The 3M Company, a long-time leader in new technology, was developing a new ink hardening system. Normally, inks dry by solvent evaporation or they are hardened with heat.

The new approach would use ultraviolet radiation, or UV. UV has the proper photonic energy to cause chemical reactions, and the idea was to use this source of power to polymerize, or harden inks. Instead of taking minutes to harden, the inks could be finished in just seconds.

The UV system would represent a breakthrough in productivity and energy savings. The R&D lab at the St. Paul headquarters was happy with results. They had an ink vehicle, a fluid that could be colored with dye or pigment, that was working quite well. It tested fine on aluminum sheet stock. The first target market was aluminum beer can inks.

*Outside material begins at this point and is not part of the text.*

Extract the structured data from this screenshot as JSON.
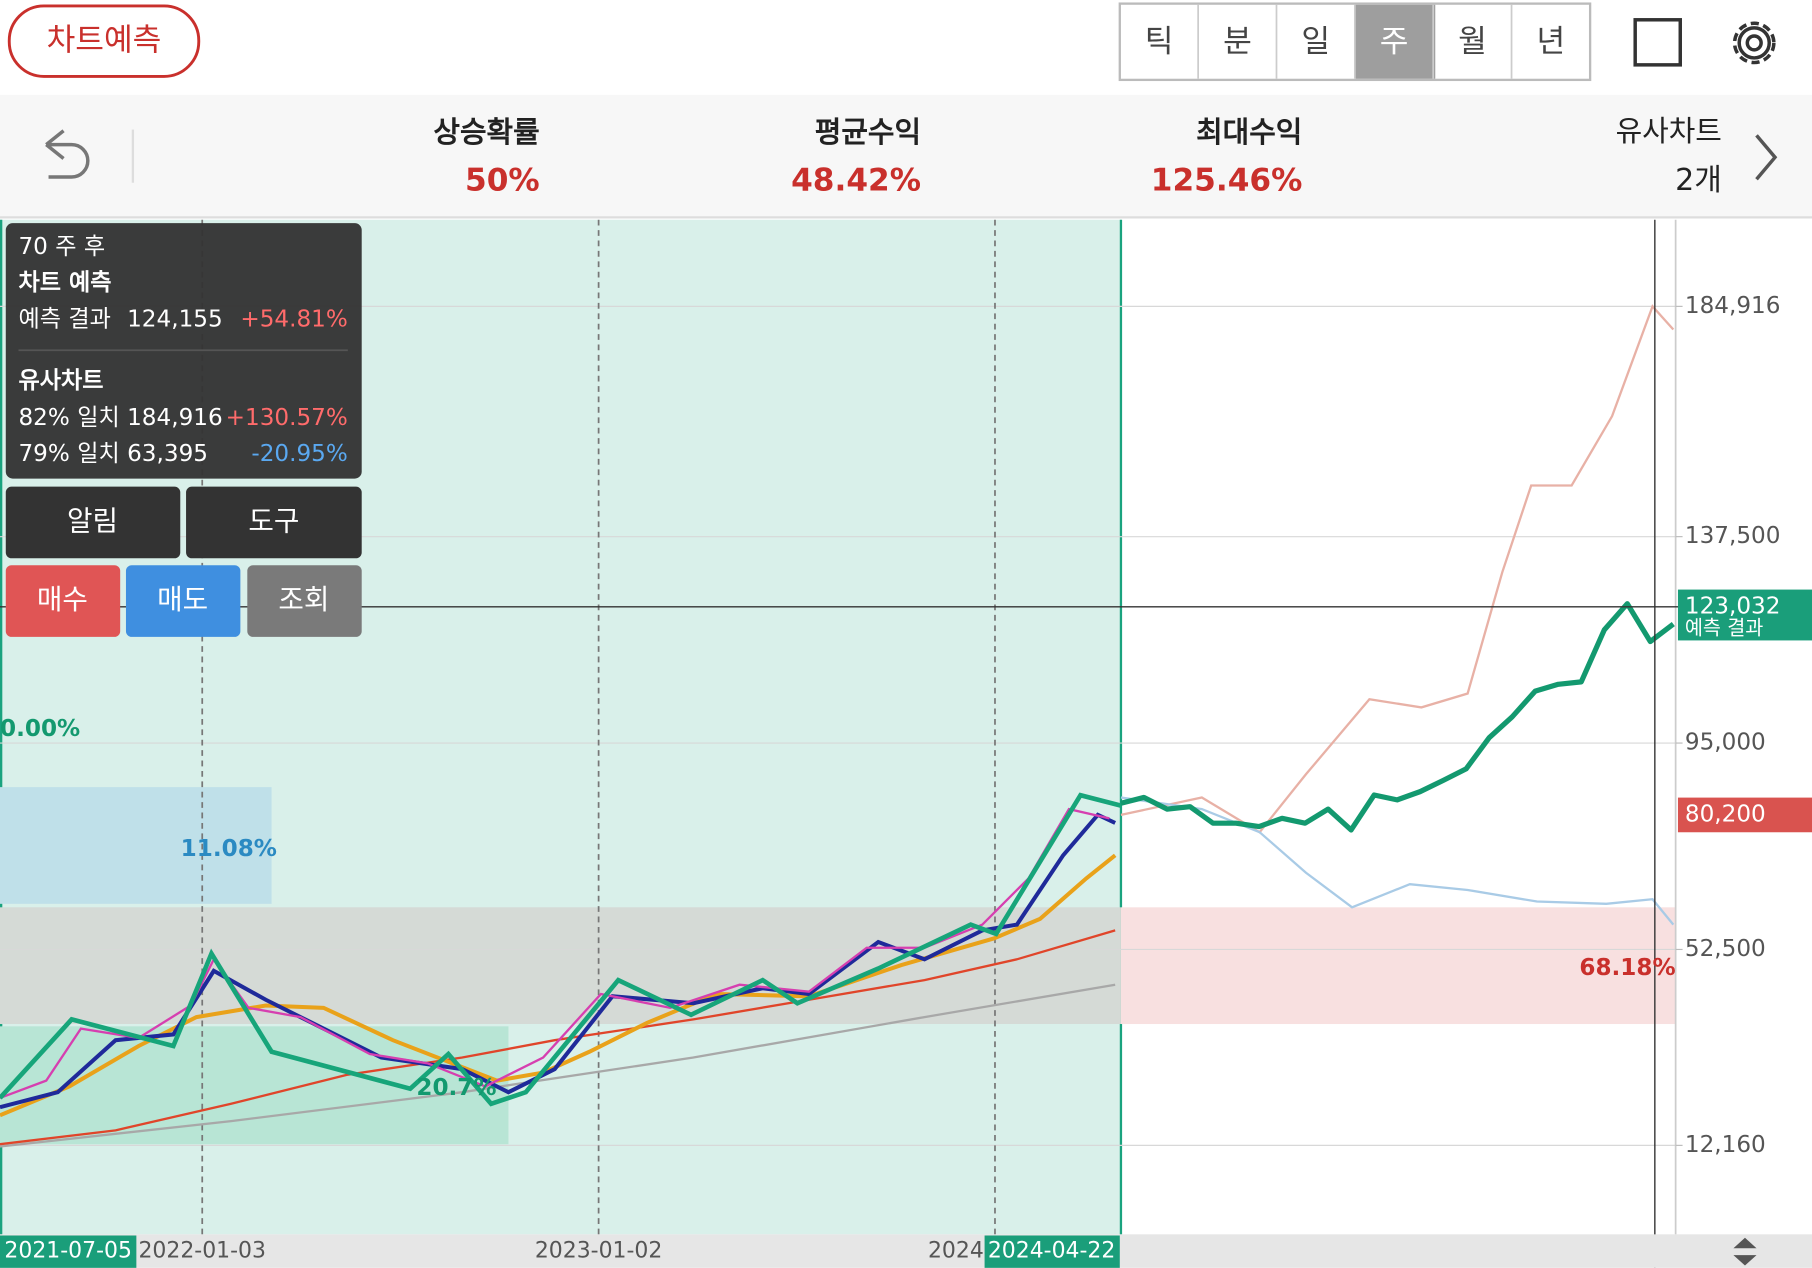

The addition of colorant would add complexity to the process since the colorants would interfere with the hardening polymerization process. Many common pigments were ruled out since they prevented hardening by UV. Dark colors were particularly a problem. Blue pigments had not worked so soluble blue dyes were tested.

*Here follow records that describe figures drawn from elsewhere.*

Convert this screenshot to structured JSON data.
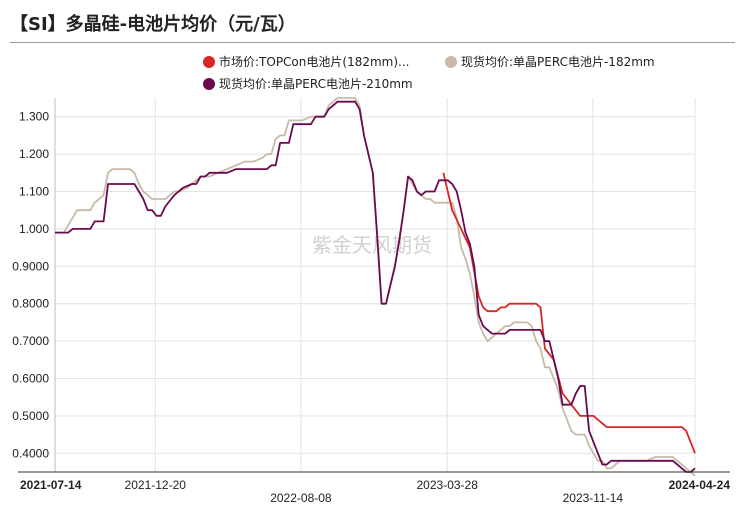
{
  "title": "【SI】多晶硅-电池片均价（元/瓦）",
  "watermark": "紫金天风期货",
  "chart_data": {
    "type": "line",
    "title": "【SI】多晶硅-电池片均价（元/瓦）",
    "ylim": [
      0.35,
      1.35
    ],
    "y_ticks": [
      "0.4000",
      "0.5000",
      "0.6000",
      "0.7000",
      "0.8000",
      "0.9000",
      "1.000",
      "1.100",
      "1.200",
      "1.300"
    ],
    "y_tick_values": [
      0.4,
      0.5,
      0.6,
      0.7,
      0.8,
      0.9,
      1.0,
      1.1,
      1.2,
      1.3
    ],
    "x_range": [
      "2021-07-14",
      "2024-04-24"
    ],
    "x_ticks": [
      {
        "label": "2021-07-14",
        "date": "2021-07-14",
        "row": 0,
        "bold": true
      },
      {
        "label": "2021-12-20",
        "date": "2021-12-20",
        "row": 0,
        "bold": false
      },
      {
        "label": "2022-08-08",
        "date": "2022-08-08",
        "row": 1,
        "bold": false
      },
      {
        "label": "2023-03-28",
        "date": "2023-03-28",
        "row": 0,
        "bold": false
      },
      {
        "label": "2023-11-14",
        "date": "2023-11-14",
        "row": 1,
        "bold": false
      },
      {
        "label": "2024-04-24",
        "date": "2024-04-24",
        "row": 0,
        "bold": true
      }
    ],
    "grid": true,
    "legend_position": "top",
    "series": [
      {
        "name": "市场价:TOPCon电池片(182mm)...",
        "color": "#d62728",
        "points": [
          [
            "2023-03-22",
            1.15
          ],
          [
            "2023-04-05",
            1.05
          ],
          [
            "2023-04-19",
            1.0
          ],
          [
            "2023-05-03",
            0.95
          ],
          [
            "2023-05-17",
            0.82
          ],
          [
            "2023-05-24",
            0.79
          ],
          [
            "2023-05-31",
            0.78
          ],
          [
            "2023-06-14",
            0.78
          ],
          [
            "2023-06-21",
            0.79
          ],
          [
            "2023-06-28",
            0.79
          ],
          [
            "2023-07-05",
            0.8
          ],
          [
            "2023-07-19",
            0.8
          ],
          [
            "2023-08-02",
            0.8
          ],
          [
            "2023-08-16",
            0.8
          ],
          [
            "2023-08-23",
            0.79
          ],
          [
            "2023-08-30",
            0.68
          ],
          [
            "2023-09-13",
            0.65
          ],
          [
            "2023-09-27",
            0.56
          ],
          [
            "2023-10-11",
            0.53
          ],
          [
            "2023-10-25",
            0.5
          ],
          [
            "2023-11-08",
            0.5
          ],
          [
            "2023-11-15",
            0.5
          ],
          [
            "2023-11-29",
            0.48
          ],
          [
            "2023-12-06",
            0.47
          ],
          [
            "2023-12-20",
            0.47
          ],
          [
            "2024-01-10",
            0.47
          ],
          [
            "2024-01-31",
            0.47
          ],
          [
            "2024-02-21",
            0.47
          ],
          [
            "2024-03-13",
            0.47
          ],
          [
            "2024-03-27",
            0.47
          ],
          [
            "2024-04-03",
            0.47
          ],
          [
            "2024-04-10",
            0.46
          ],
          [
            "2024-04-17",
            0.43
          ],
          [
            "2024-04-24",
            0.4
          ]
        ]
      },
      {
        "name": "现货均价:单晶PERC电池片-182mm",
        "color": "#c8b9a8",
        "points": [
          [
            "2021-07-14",
            0.99
          ],
          [
            "2021-07-28",
            0.99
          ],
          [
            "2021-08-04",
            1.01
          ],
          [
            "2021-08-11",
            1.03
          ],
          [
            "2021-08-18",
            1.05
          ],
          [
            "2021-08-25",
            1.05
          ],
          [
            "2021-09-08",
            1.05
          ],
          [
            "2021-09-15",
            1.07
          ],
          [
            "2021-09-22",
            1.08
          ],
          [
            "2021-09-29",
            1.09
          ],
          [
            "2021-10-06",
            1.15
          ],
          [
            "2021-10-13",
            1.16
          ],
          [
            "2021-10-27",
            1.16
          ],
          [
            "2021-11-10",
            1.16
          ],
          [
            "2021-11-17",
            1.15
          ],
          [
            "2021-11-24",
            1.12
          ],
          [
            "2021-12-01",
            1.1
          ],
          [
            "2021-12-08",
            1.09
          ],
          [
            "2021-12-15",
            1.08
          ],
          [
            "2021-12-22",
            1.08
          ],
          [
            "2022-01-05",
            1.08
          ],
          [
            "2022-01-12",
            1.09
          ],
          [
            "2022-01-19",
            1.1
          ],
          [
            "2022-01-26",
            1.1
          ],
          [
            "2022-02-09",
            1.11
          ],
          [
            "2022-02-16",
            1.12
          ],
          [
            "2022-02-23",
            1.13
          ],
          [
            "2022-03-02",
            1.14
          ],
          [
            "2022-03-16",
            1.14
          ],
          [
            "2022-03-30",
            1.15
          ],
          [
            "2022-04-13",
            1.16
          ],
          [
            "2022-04-27",
            1.17
          ],
          [
            "2022-05-11",
            1.18
          ],
          [
            "2022-05-25",
            1.18
          ],
          [
            "2022-06-08",
            1.19
          ],
          [
            "2022-06-15",
            1.2
          ],
          [
            "2022-06-22",
            1.2
          ],
          [
            "2022-06-29",
            1.24
          ],
          [
            "2022-07-06",
            1.25
          ],
          [
            "2022-07-13",
            1.25
          ],
          [
            "2022-07-20",
            1.29
          ],
          [
            "2022-07-27",
            1.29
          ],
          [
            "2022-08-10",
            1.29
          ],
          [
            "2022-08-24",
            1.3
          ],
          [
            "2022-08-31",
            1.3
          ],
          [
            "2022-09-14",
            1.3
          ],
          [
            "2022-09-21",
            1.33
          ],
          [
            "2022-09-28",
            1.34
          ],
          [
            "2022-10-05",
            1.35
          ],
          [
            "2022-10-12",
            1.35
          ],
          [
            "2022-10-26",
            1.35
          ],
          [
            "2022-11-02",
            1.35
          ],
          [
            "2022-11-09",
            1.33
          ],
          [
            "2022-11-16",
            1.25
          ],
          [
            "2022-11-30",
            1.15
          ],
          [
            "2022-12-07",
            0.98
          ],
          [
            "2022-12-14",
            0.8
          ],
          [
            "2022-12-21",
            0.8
          ],
          [
            "2022-12-28",
            0.85
          ],
          [
            "2023-01-04",
            0.9
          ],
          [
            "2023-01-11",
            0.97
          ],
          [
            "2023-01-18",
            1.05
          ],
          [
            "2023-01-25",
            1.14
          ],
          [
            "2023-02-01",
            1.12
          ],
          [
            "2023-02-08",
            1.1
          ],
          [
            "2023-02-15",
            1.09
          ],
          [
            "2023-02-22",
            1.08
          ],
          [
            "2023-03-01",
            1.08
          ],
          [
            "2023-03-08",
            1.07
          ],
          [
            "2023-03-22",
            1.07
          ],
          [
            "2023-04-05",
            1.07
          ],
          [
            "2023-04-12",
            1.03
          ],
          [
            "2023-04-19",
            0.95
          ],
          [
            "2023-04-26",
            0.92
          ],
          [
            "2023-05-03",
            0.88
          ],
          [
            "2023-05-10",
            0.82
          ],
          [
            "2023-05-17",
            0.75
          ],
          [
            "2023-05-24",
            0.72
          ],
          [
            "2023-05-31",
            0.7
          ],
          [
            "2023-06-07",
            0.71
          ],
          [
            "2023-06-14",
            0.72
          ],
          [
            "2023-06-21",
            0.73
          ],
          [
            "2023-06-28",
            0.74
          ],
          [
            "2023-07-05",
            0.74
          ],
          [
            "2023-07-12",
            0.75
          ],
          [
            "2023-07-26",
            0.75
          ],
          [
            "2023-08-02",
            0.75
          ],
          [
            "2023-08-09",
            0.74
          ],
          [
            "2023-08-16",
            0.7
          ],
          [
            "2023-08-23",
            0.68
          ],
          [
            "2023-08-30",
            0.63
          ],
          [
            "2023-09-06",
            0.63
          ],
          [
            "2023-09-13",
            0.6
          ],
          [
            "2023-09-20",
            0.57
          ],
          [
            "2023-09-27",
            0.52
          ],
          [
            "2023-10-04",
            0.49
          ],
          [
            "2023-10-11",
            0.46
          ],
          [
            "2023-10-18",
            0.45
          ],
          [
            "2023-11-01",
            0.45
          ],
          [
            "2023-11-08",
            0.42
          ],
          [
            "2023-11-15",
            0.4
          ],
          [
            "2023-11-22",
            0.38
          ],
          [
            "2023-11-29",
            0.38
          ],
          [
            "2023-12-06",
            0.36
          ],
          [
            "2023-12-13",
            0.36
          ],
          [
            "2023-12-20",
            0.37
          ],
          [
            "2023-12-27",
            0.38
          ],
          [
            "2024-01-10",
            0.38
          ],
          [
            "2024-01-24",
            0.38
          ],
          [
            "2024-02-07",
            0.38
          ],
          [
            "2024-02-21",
            0.39
          ],
          [
            "2024-03-06",
            0.39
          ],
          [
            "2024-03-20",
            0.39
          ],
          [
            "2024-03-27",
            0.38
          ],
          [
            "2024-04-03",
            0.37
          ],
          [
            "2024-04-10",
            0.36
          ],
          [
            "2024-04-17",
            0.35
          ],
          [
            "2024-04-24",
            0.34
          ]
        ]
      },
      {
        "name": "现货均价:单晶PERC电池片-210mm",
        "color": "#6b0a4f",
        "points": [
          [
            "2021-07-14",
            0.99
          ],
          [
            "2021-08-04",
            0.99
          ],
          [
            "2021-08-11",
            1.0
          ],
          [
            "2021-08-25",
            1.0
          ],
          [
            "2021-09-08",
            1.0
          ],
          [
            "2021-09-15",
            1.02
          ],
          [
            "2021-09-29",
            1.02
          ],
          [
            "2021-10-06",
            1.12
          ],
          [
            "2021-10-20",
            1.12
          ],
          [
            "2021-11-03",
            1.12
          ],
          [
            "2021-11-17",
            1.12
          ],
          [
            "2021-11-24",
            1.1
          ],
          [
            "2021-12-01",
            1.08
          ],
          [
            "2021-12-08",
            1.05
          ],
          [
            "2021-12-15",
            1.05
          ],
          [
            "2021-12-22",
            1.035
          ],
          [
            "2021-12-29",
            1.035
          ],
          [
            "2022-01-05",
            1.06
          ],
          [
            "2022-01-19",
            1.09
          ],
          [
            "2022-02-02",
            1.11
          ],
          [
            "2022-02-16",
            1.12
          ],
          [
            "2022-02-23",
            1.12
          ],
          [
            "2022-03-02",
            1.14
          ],
          [
            "2022-03-09",
            1.14
          ],
          [
            "2022-03-16",
            1.15
          ],
          [
            "2022-03-30",
            1.15
          ],
          [
            "2022-04-13",
            1.15
          ],
          [
            "2022-04-27",
            1.16
          ],
          [
            "2022-05-11",
            1.16
          ],
          [
            "2022-05-25",
            1.16
          ],
          [
            "2022-06-08",
            1.16
          ],
          [
            "2022-06-15",
            1.16
          ],
          [
            "2022-06-22",
            1.17
          ],
          [
            "2022-06-29",
            1.17
          ],
          [
            "2022-07-06",
            1.23
          ],
          [
            "2022-07-20",
            1.23
          ],
          [
            "2022-07-27",
            1.28
          ],
          [
            "2022-08-10",
            1.28
          ],
          [
            "2022-08-24",
            1.28
          ],
          [
            "2022-08-31",
            1.3
          ],
          [
            "2022-09-14",
            1.3
          ],
          [
            "2022-09-21",
            1.32
          ],
          [
            "2022-09-28",
            1.33
          ],
          [
            "2022-10-05",
            1.34
          ],
          [
            "2022-10-12",
            1.34
          ],
          [
            "2022-10-26",
            1.34
          ],
          [
            "2022-11-02",
            1.34
          ],
          [
            "2022-11-09",
            1.32
          ],
          [
            "2022-11-16",
            1.25
          ],
          [
            "2022-11-30",
            1.15
          ],
          [
            "2022-12-07",
            0.98
          ],
          [
            "2022-12-14",
            0.8
          ],
          [
            "2022-12-21",
            0.8
          ],
          [
            "2022-12-28",
            0.85
          ],
          [
            "2023-01-04",
            0.9
          ],
          [
            "2023-01-11",
            0.97
          ],
          [
            "2023-01-18",
            1.05
          ],
          [
            "2023-01-25",
            1.14
          ],
          [
            "2023-02-01",
            1.13
          ],
          [
            "2023-02-08",
            1.1
          ],
          [
            "2023-02-15",
            1.09
          ],
          [
            "2023-02-22",
            1.1
          ],
          [
            "2023-03-01",
            1.1
          ],
          [
            "2023-03-08",
            1.1
          ],
          [
            "2023-03-15",
            1.13
          ],
          [
            "2023-03-22",
            1.13
          ],
          [
            "2023-03-29",
            1.13
          ],
          [
            "2023-04-05",
            1.12
          ],
          [
            "2023-04-12",
            1.1
          ],
          [
            "2023-04-19",
            1.05
          ],
          [
            "2023-04-26",
            0.99
          ],
          [
            "2023-05-03",
            0.96
          ],
          [
            "2023-05-10",
            0.9
          ],
          [
            "2023-05-17",
            0.77
          ],
          [
            "2023-05-24",
            0.74
          ],
          [
            "2023-05-31",
            0.73
          ],
          [
            "2023-06-07",
            0.72
          ],
          [
            "2023-06-14",
            0.72
          ],
          [
            "2023-06-21",
            0.72
          ],
          [
            "2023-06-28",
            0.72
          ],
          [
            "2023-07-05",
            0.73
          ],
          [
            "2023-07-19",
            0.73
          ],
          [
            "2023-08-02",
            0.73
          ],
          [
            "2023-08-16",
            0.73
          ],
          [
            "2023-08-23",
            0.73
          ],
          [
            "2023-08-30",
            0.7
          ],
          [
            "2023-09-06",
            0.7
          ],
          [
            "2023-09-13",
            0.65
          ],
          [
            "2023-09-20",
            0.6
          ],
          [
            "2023-09-27",
            0.53
          ],
          [
            "2023-10-11",
            0.53
          ],
          [
            "2023-10-18",
            0.56
          ],
          [
            "2023-10-25",
            0.58
          ],
          [
            "2023-11-01",
            0.58
          ],
          [
            "2023-11-08",
            0.46
          ],
          [
            "2023-11-15",
            0.43
          ],
          [
            "2023-11-22",
            0.4
          ],
          [
            "2023-11-29",
            0.37
          ],
          [
            "2023-12-06",
            0.37
          ],
          [
            "2023-12-13",
            0.38
          ],
          [
            "2023-12-20",
            0.38
          ],
          [
            "2024-01-03",
            0.38
          ],
          [
            "2024-01-17",
            0.38
          ],
          [
            "2024-01-31",
            0.38
          ],
          [
            "2024-02-14",
            0.38
          ],
          [
            "2024-02-28",
            0.38
          ],
          [
            "2024-03-13",
            0.38
          ],
          [
            "2024-03-20",
            0.38
          ],
          [
            "2024-03-27",
            0.37
          ],
          [
            "2024-04-03",
            0.36
          ],
          [
            "2024-04-10",
            0.35
          ],
          [
            "2024-04-17",
            0.35
          ],
          [
            "2024-04-24",
            0.36
          ]
        ]
      }
    ]
  }
}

The traditional pigments would have been preferred since they have more intense colors that typically don't fade. A series of blue dyes were evaluated for compatibility, and one was found that had no inhibiting effect on the hardening mechanism.

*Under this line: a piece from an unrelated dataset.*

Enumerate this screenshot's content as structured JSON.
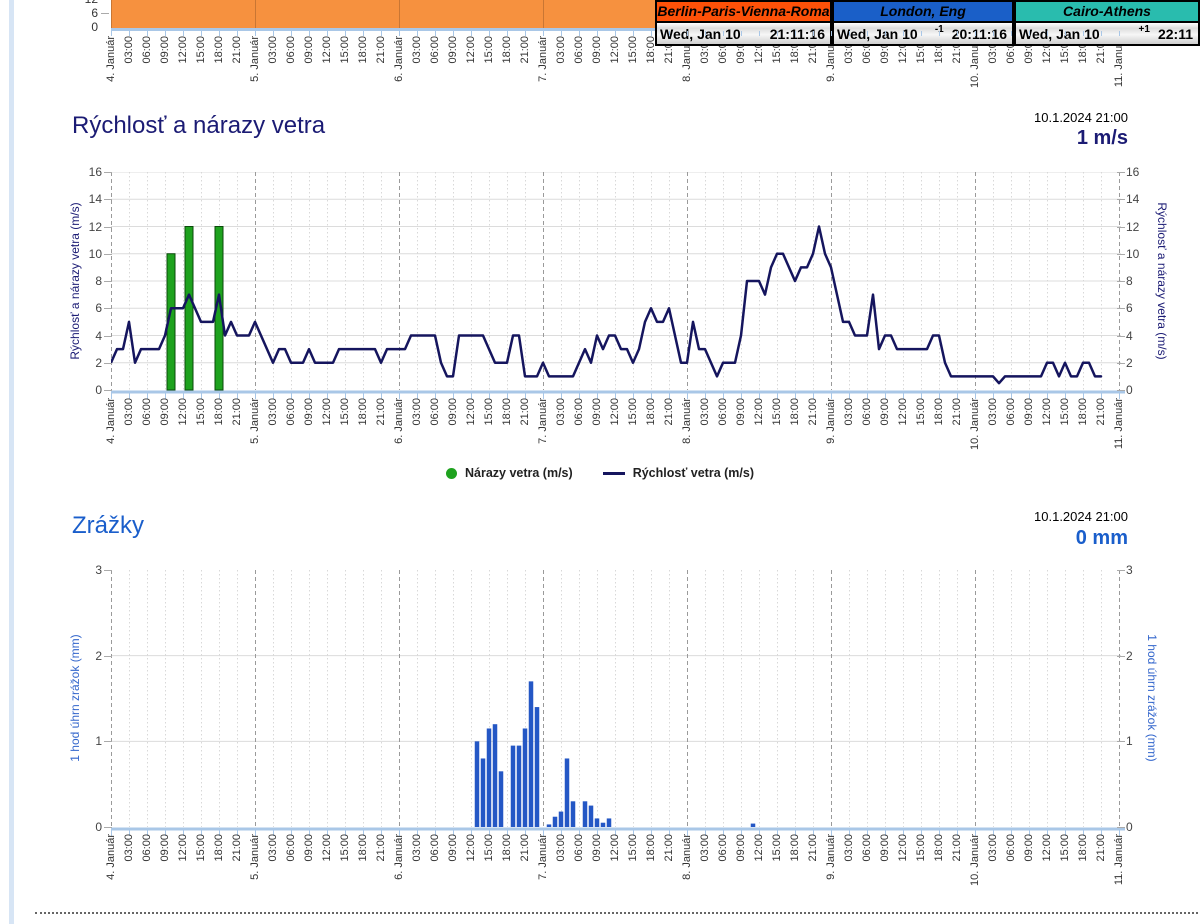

A small batch of blue ink was run through the small UV processor in the lab. The resulting ink came out hard and had good adhesion to the aluminum test panels. Other tests confirmed that the ink properties were satisfactory. The batch was scaled up for an initial production run at the American Can Company.

American Can had been developing UV processing capabilities over the past year in their Chicago plant and had been working with 3M. The factory UV line was much bigger than the 3M lab, but had the same wavelength thus no problems were anticipated.

While the 3M lab had a single UV lamp, the American Can factory line had 12. The rationale was that product could be run at a much faster rate by simply adding more lamps. The total exposure time remained the same at the higher speed. The tests started off with the clear coating that was applied to aluminum panels using a hand roller.

The product performed as expected. The blue ink was tested next. The ink was rolled onto the same type of blue panels that were placed on the conveyor belt that would take them under the bank of lamps.

A technician from American Can was at the other end of the long UV line. "Everything is looking good, so send down the blue ink", he shouted over the factory noise. He repeated the request about another minute later.

The 3M guys answered back that blue had been running for the last dozen samples. "OK, just mark a B on the next panel", replied the tech at the back of the line. Out came the aluminum panel marked with a "B" but no blue ink. What was happening?

The Rest Of The Story

After further tests and some thinking, they all realized that the UV was bleaching out the blue color so that the ink looked like a clear coating. Why didn't this happen in the lab?

It seems that the extra lamps and the additional ozone was enough to chemical modify the blue dye molecule to one that had no light absorption. Take note, scale-up can have surprises.